Cybersécurité Technologie

Des micropuces RFID implantées à des employés britanniques

La société BioTeq a annoncé avoir implanté plus de 150 puces RFID au Royaume-Uni. Les personnes pucées seraient notamment des particuliers mais aussi des employés britanniques.

On n’arrête plus le progrès. Des entreprises britanniques font le choix d’implanter des micropuces électroniques de type RFID, afin de  garantir aux employés leur sécurité au sein de l’entreprise, mais aussi de mieux sécuriser leurs données. Pour le moment, ces implantations de puces se font évidemment sur la base du volontariat. C’est ainsi que ces employés pourraient tour à tour accéder aux bâtiments de leur société grâce à cette puce, tout en y stockant des documents ou informations.

Ces arguments marketing sont notamment avancés par BioTeq, une société britannique qui annonce avoir déjà implanté 150 puces au Royaume-Uni. Steven Northam, fondateur et propriétaire de cette entreprise, a déclaré à The Guardian que la majorité des puces a été implantée à des particuliers.

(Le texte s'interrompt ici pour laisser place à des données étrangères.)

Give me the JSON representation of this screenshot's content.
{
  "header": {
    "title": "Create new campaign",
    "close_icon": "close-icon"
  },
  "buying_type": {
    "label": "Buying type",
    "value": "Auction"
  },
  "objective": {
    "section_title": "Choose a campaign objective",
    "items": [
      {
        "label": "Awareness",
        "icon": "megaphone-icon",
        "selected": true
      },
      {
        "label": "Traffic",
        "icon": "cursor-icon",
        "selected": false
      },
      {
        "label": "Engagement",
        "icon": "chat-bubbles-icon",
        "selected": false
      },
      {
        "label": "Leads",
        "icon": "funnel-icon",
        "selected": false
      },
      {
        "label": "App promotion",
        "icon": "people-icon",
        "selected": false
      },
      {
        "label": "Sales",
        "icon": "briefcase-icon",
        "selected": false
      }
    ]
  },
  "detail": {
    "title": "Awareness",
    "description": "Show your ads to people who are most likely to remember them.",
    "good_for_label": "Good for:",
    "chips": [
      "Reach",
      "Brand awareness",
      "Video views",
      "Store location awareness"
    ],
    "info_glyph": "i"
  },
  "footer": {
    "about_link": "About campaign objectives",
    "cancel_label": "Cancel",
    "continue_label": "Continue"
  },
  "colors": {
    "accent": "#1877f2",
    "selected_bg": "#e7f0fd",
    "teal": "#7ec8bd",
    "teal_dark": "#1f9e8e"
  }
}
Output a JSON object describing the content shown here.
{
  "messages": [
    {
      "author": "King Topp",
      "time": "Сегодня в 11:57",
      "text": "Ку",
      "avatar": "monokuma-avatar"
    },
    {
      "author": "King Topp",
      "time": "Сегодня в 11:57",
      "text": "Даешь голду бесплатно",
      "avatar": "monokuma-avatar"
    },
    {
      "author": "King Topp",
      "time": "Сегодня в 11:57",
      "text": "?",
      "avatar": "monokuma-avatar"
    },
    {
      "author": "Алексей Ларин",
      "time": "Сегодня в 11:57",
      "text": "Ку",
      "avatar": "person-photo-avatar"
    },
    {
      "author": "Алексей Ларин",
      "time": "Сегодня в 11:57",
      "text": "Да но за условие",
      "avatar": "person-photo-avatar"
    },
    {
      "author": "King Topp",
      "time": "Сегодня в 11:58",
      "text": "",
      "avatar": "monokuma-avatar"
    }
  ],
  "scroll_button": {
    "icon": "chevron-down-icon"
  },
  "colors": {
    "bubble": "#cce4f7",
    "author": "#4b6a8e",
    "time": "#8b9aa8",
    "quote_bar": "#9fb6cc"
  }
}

Ces derniers étant désireux d’accéder plus facilement à leur domicile ou à leur véhicule.

Il concède néanmoins avoir implanté des puces à des employés d’une grande banque proposant ses services en Espagne, en France, en Allemagne, au Japon et en Chine.  Le dernier argument avancé, serait que ces puces faciliteraient la vie des personnes handicapées, en leur évitant des tâches peu adéquates avec leur motricité.

Jowan Österlund, fondateur de la société suédoise BioHax, et désireux de s’installer sur le marché britannique, assure quant à lui, que les implants permettent « d’augmenter significativement la sécurité au sein d’une société ». Tout en déclarant que « Ces entreprises ont des documents sensibles avec lesquels elles traitent. [Les puces] leur permettraient d’imposer des restrictions à n’importe qui ».

Il va sans dire que cette nouvelle pratique provoque de nombreuses questions et protestations. A l’image de nombreux groupes de défense des droits des employés britanniques, craignant que ces puces n’offrent que plus de possibilités de surveillance et de contrôle aux employeurs.